Antes agravou-o: a reafirmação
da política e da equipe econômica
já aumentariam a insatisfação
geradora dos boatos, mas o tom
suficiência debochada com que
Lula se dirigiu aos inquietos e o
corte de R$ 6 bi do Orçamento deram início imediato a reações que
vão acelerar o processo de insatisfação e a um desfecho que, se pode tardar um pouco, não pode ser
favorável ao governo. Porque, em
casos semelhantes, nunca o foi.
A incapacidade do governo de
convencer dos seus motivos para
manter intocados os juros altos,
em sua última decisão a respeito,
está mobilizando parte expressiva do empresariado, que, impossibilitado de buscar lucros de produção por insuficiência de atividade econômica, agora percebe
sinais, internos e externos, de que
os lucros com aplicação financeira (a generosa compensação que
mantém acomodado o empresariado) ameaçam com incertezas.

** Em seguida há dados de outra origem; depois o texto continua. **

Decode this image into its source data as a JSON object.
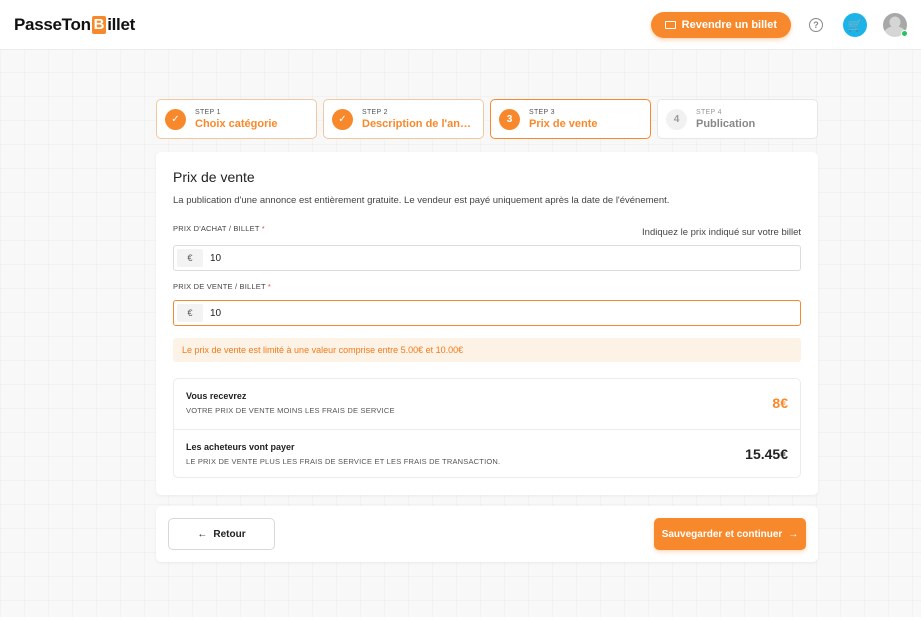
{
  "header": {
    "logo_part1": "PasseTon",
    "logo_b": "B",
    "logo_part2": "illet",
    "resell_label": "Revendre un billet",
    "help_glyph": "?",
    "cart_glyph": "🛒"
  },
  "steps": [
    {
      "num": "STEP 1",
      "label": "Choix catégorie",
      "badge": "✓",
      "state": "done"
    },
    {
      "num": "STEP 2",
      "label": "Description de l'annonce",
      "badge": "✓",
      "state": "done"
    },
    {
      "num": "STEP 3",
      "label": "Prix de vente",
      "badge": "3",
      "state": "active"
    },
    {
      "num": "STEP 4",
      "label": "Publication",
      "badge": "4",
      "state": "pending"
    }
  ],
  "card": {
    "title": "Prix de vente",
    "description": "La publication d'une annonce est entièrement gratuite. Le vendeur est payé uniquement après la date de l'événement.",
    "purchase_label": "PRIX D'ACHAT / BILLET",
    "required_mark": "*",
    "purchase_hint": "Indiquez le prix indiqué sur votre billet",
    "currency": "€",
    "purchase_value": "10",
    "sale_label": "PRIX DE VENTE / BILLET",
    "sale_value": "10",
    "warning": "Le prix de vente est limité à une valeur comprise entre 5.00€ et 10.00€"
  },
  "summary": {
    "receive_title": "Vous recevrez",
    "receive_sub": "VOTRE PRIX DE VENTE MOINS LES FRAIS DE SERVICE",
    "receive_value": "8€",
    "buyers_title": "Les acheteurs vont payer",
    "buyers_sub": "LE PRIX DE VENTE PLUS LES FRAIS DE SERVICE ET LES FRAIS DE TRANSACTION.",
    "buyers_value": "15.45€"
  },
  "footer": {
    "back_arrow": "←",
    "back_label": "Retour",
    "save_label": "Sauvegarder et continuer",
    "save_arrow": "→"
  },
  "colors": {
    "accent": "#f7892c",
    "cart": "#1cb4e8",
    "online": "#22c55e",
    "warning_bg": "#fdf2e6"
  }
}
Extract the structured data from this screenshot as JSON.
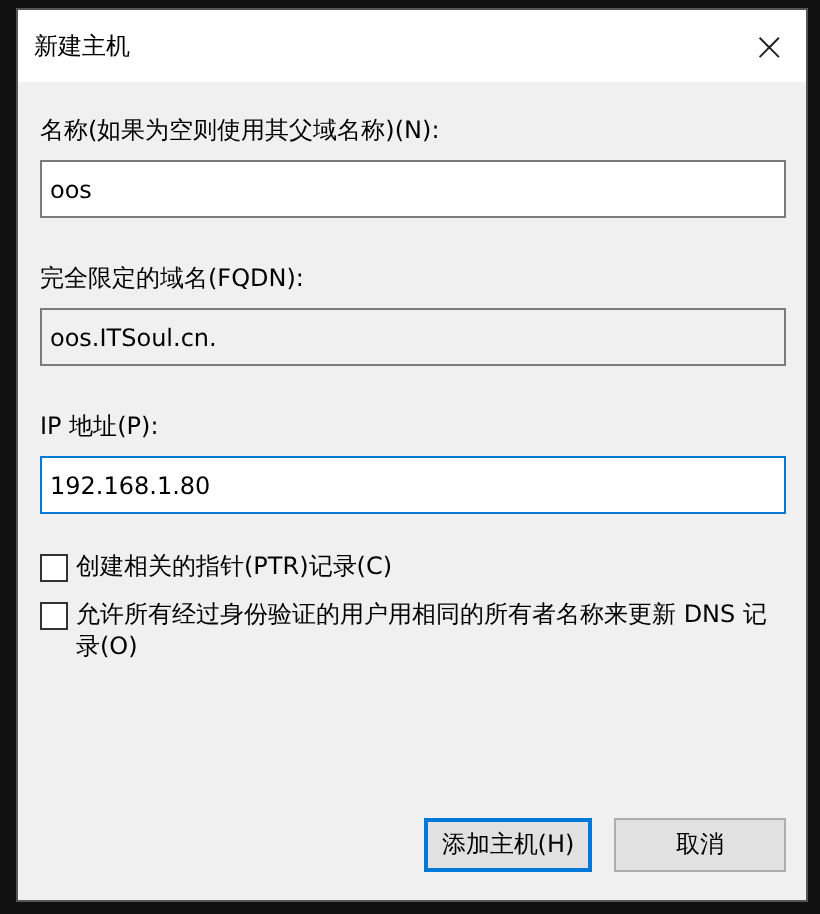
{
  "window": {
    "title": "新建主机",
    "close": "×"
  },
  "fields": [
    {
      "label": "名称(如果为空则使用其父域名称)(N):",
      "value": "oos",
      "readonly": false,
      "focused": false
    },
    {
      "label": "完全限定的域名(FQDN):",
      "value": "oos.ITSoul.cn.",
      "readonly": true,
      "focused": false
    },
    {
      "label": "IP 地址(P):",
      "value": "192.168.1.80",
      "readonly": false,
      "focused": true
    }
  ],
  "checkboxes": [
    {
      "label": "创建相关的指针(PTR)记录(C)",
      "checked": false
    },
    {
      "label": "允许所有经过身份验证的用户用相同的所有者名称来更新 DNS 记录(O)",
      "checked": false
    }
  ],
  "buttons": [
    {
      "label": "添加主机(H)",
      "default": true
    },
    {
      "label": "取消",
      "default": false
    }
  ]
}
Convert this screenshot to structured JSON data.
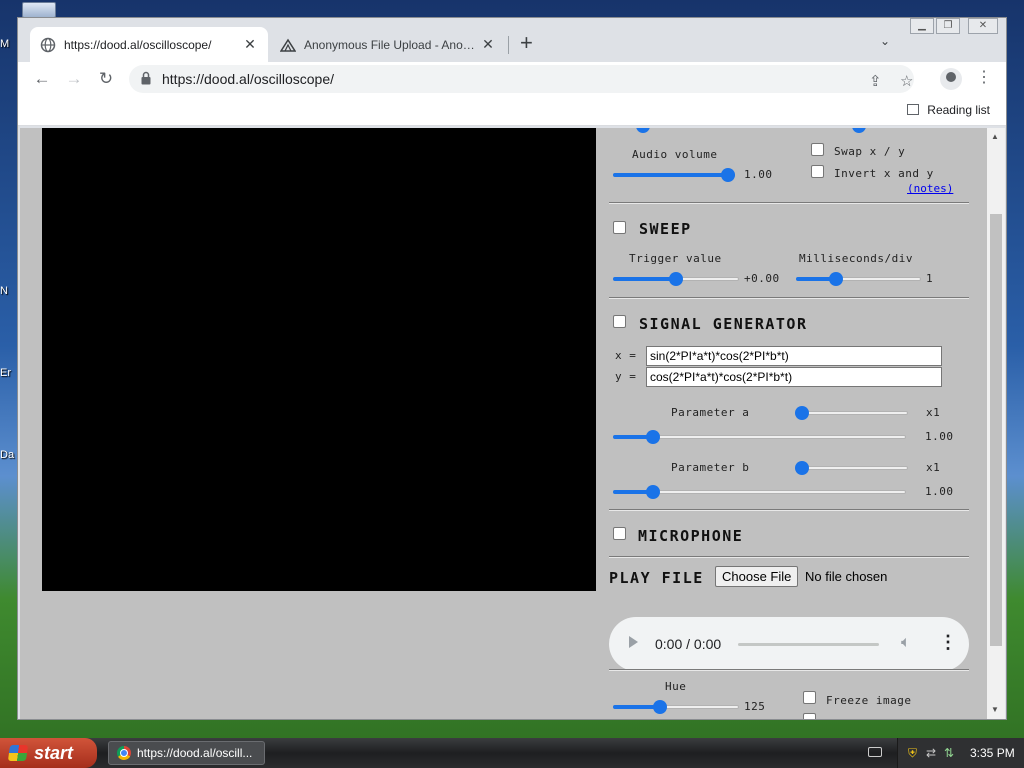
{
  "desktop": {
    "icons": [
      "M",
      "N",
      "Er",
      "Da"
    ]
  },
  "browser": {
    "tabs": [
      {
        "title": "https://dood.al/oscilloscope/",
        "icon": "globe-icon",
        "active": true
      },
      {
        "title": "Anonymous File Upload - AnonFiles",
        "icon": "anonfiles-icon",
        "active": false
      }
    ],
    "new_tab_label": "+",
    "url": "https://dood.al/oscilloscope/",
    "reading_list_label": "Reading list"
  },
  "controls": {
    "audio_volume": {
      "label": "Audio volume",
      "value": "1.00",
      "level": 1.0
    },
    "swap_xy": {
      "label": "Swap x / y",
      "checked": false
    },
    "invert_xy": {
      "label": "Invert x and y",
      "checked": false
    },
    "notes_link": "(notes)",
    "sweep": {
      "title": "SWEEP",
      "enabled": false,
      "trigger": {
        "label": "Trigger value",
        "value": "+0.00",
        "level": 0.5
      },
      "ms_div": {
        "label": "Milliseconds/div",
        "value": "1",
        "level": 0.3
      }
    },
    "signal_generator": {
      "title": "SIGNAL GENERATOR",
      "enabled": false,
      "x_label": "x =",
      "y_label": "y =",
      "x_expr": "sin(2*PI*a*t)*cos(2*PI*b*t)",
      "y_expr": "cos(2*PI*a*t)*cos(2*PI*b*t)",
      "param_a": {
        "label": "Parameter a",
        "multiplier": "x1",
        "value": "1.00",
        "mult_level": 0.0,
        "level": 0.12
      },
      "param_b": {
        "label": "Parameter b",
        "multiplier": "x1",
        "value": "1.00",
        "mult_level": 0.0,
        "level": 0.12
      }
    },
    "microphone": {
      "title": "MICROPHONE",
      "enabled": false
    },
    "play_file": {
      "title": "PLAY FILE",
      "choose_label": "Choose File",
      "no_file": "No file chosen",
      "player_time": "0:00 / 0:00"
    },
    "hue": {
      "label": "Hue",
      "value": "125",
      "level": 0.36
    },
    "freeze": {
      "label": "Freeze image",
      "checked": false
    }
  },
  "taskbar": {
    "start_label": "start",
    "task_item": "https://dood.al/oscill...",
    "clock": "3:35 PM"
  }
}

Na frente política, já amanhã a
bancada parlamentar do PT vai
reunir-se e discutir, entre outras
definições de posição, o corte orçamentário que provocou sua desaprovação automática. Os deputados tiveram o cuidado, na formulação final do Orçamento, de
preservar todos os balizamentos
indicados pela equipe econômica
e, em exagero impróprio, submeteram à Fazenda cada passo importante do seu trabalho. O relator foi um petista, Jorge Bittar,
que abriu mão até de deveres
seus, como ficou registrado aqui.
Logo, os deputados têm mais do
que razões para achar absurdo e
desprestigioso com o Congresso
que, já ao entrar o segundo mês, o
governo desautorize o longo trabalho, os tantos cuidados e os critérios que endossou na aprovação
do Orçamento pelo Congresso.
Se os juros já negavam as reiteradas afirmações de Lula e Antonio Palocci - "este será o ano do
crescimento" -, o corte do Orçamento as sepulta. Lula ainda pode dizer, com ares sarcásticos:
"Está nervoso o mercado? Eu não
estou, estou calmo". Não é provável que possa dizê-lo por longo
tempo, se não forem mudadas
certas premissas do governo.
Muitos zeros
Em sua visita propagandística a
cidades inundadas do Nordeste,
Lula responsabilizou o descaso de
todos os governos anteriores. Tem
razão.
Mas, a propósito, quanto o governo Lula liberou, em um ano
inteiro de domínio sobre as contas públicas, para a prevenção de
calamidades, no Nordeste ou em
qualquer parte?
Não há indicação de que algum, um que seja, dos governos
justamente condenados por Lula
tenha sido tão castigado pela política econômica quanto o do próprio Lula, no que respeita a ações
de prevenção em geral.
A nata
A pasmaceira do governo diante do caso Parmalat é espantosa.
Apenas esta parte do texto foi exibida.